The thought kept nagging at her as the Killer starship finally battered its way through the defences and closed in rapidly on the core asteroid. A human opponent would have tried to take the asteroid and its equipment intact — the Rockrats had fought hundreds of bitter Rock Wars over asteroid settlements — but the Killers had no need of human resources. Chiyo watched, unable to look away, as the first white ball of light struck home and the asteroid disintegrated. The asteroid hadn’t bothered with artificial gravity, relying instead on spin to create gravity and that spin was now tearing it apart. The detonation alone would have rendered the asteroid uninhabitable, but the spin completed the destruction, leaving the Killer starship free to move on to the next target. The starship ignored the human ships as they slipped away into interstellar space…

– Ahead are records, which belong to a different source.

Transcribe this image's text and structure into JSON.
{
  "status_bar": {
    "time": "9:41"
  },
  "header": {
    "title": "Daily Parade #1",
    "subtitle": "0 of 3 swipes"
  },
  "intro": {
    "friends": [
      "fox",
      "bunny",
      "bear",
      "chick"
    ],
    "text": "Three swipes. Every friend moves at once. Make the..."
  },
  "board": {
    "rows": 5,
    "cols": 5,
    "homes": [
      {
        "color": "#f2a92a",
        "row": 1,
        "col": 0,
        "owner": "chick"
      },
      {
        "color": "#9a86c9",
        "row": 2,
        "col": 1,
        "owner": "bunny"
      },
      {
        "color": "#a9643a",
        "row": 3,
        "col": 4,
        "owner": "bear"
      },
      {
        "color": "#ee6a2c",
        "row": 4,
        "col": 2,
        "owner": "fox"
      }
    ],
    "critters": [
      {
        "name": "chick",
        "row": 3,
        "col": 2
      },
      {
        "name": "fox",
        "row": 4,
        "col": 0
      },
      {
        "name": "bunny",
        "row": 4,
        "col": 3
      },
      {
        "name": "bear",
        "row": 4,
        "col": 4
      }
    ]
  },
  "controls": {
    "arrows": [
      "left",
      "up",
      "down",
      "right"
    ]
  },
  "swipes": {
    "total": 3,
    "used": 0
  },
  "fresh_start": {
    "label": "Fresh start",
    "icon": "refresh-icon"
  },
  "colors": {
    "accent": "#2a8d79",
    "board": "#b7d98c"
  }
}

Chiyo couldn’t watch any longer and fled back down into the core of the Killer system, watching the cold dispassionate rage of the Killer mind as it completed the task of destroying any trace of human existence in the system. There was no sense of pleasure, or glee, or even sadism, just the awareness that the task had to be completed as quickly and decisively as possible. It fitted in with how the Killers had handled Earth and the other worlds they’d destroyed over millions of years; they hadn’t just wiped out the intelligent races despoiling their homeworlds, but they’d rendered the worlds completely uninhabitable. A limited amount of radiation was a requirement for rapid evolution, but after the Killers had finished, Earth had become so radioactive that even the cockroaches hadn’t survived. Nothing lived there now, apart from a handful of human researchers under very heavy protection, and nothing would ever evolve there again.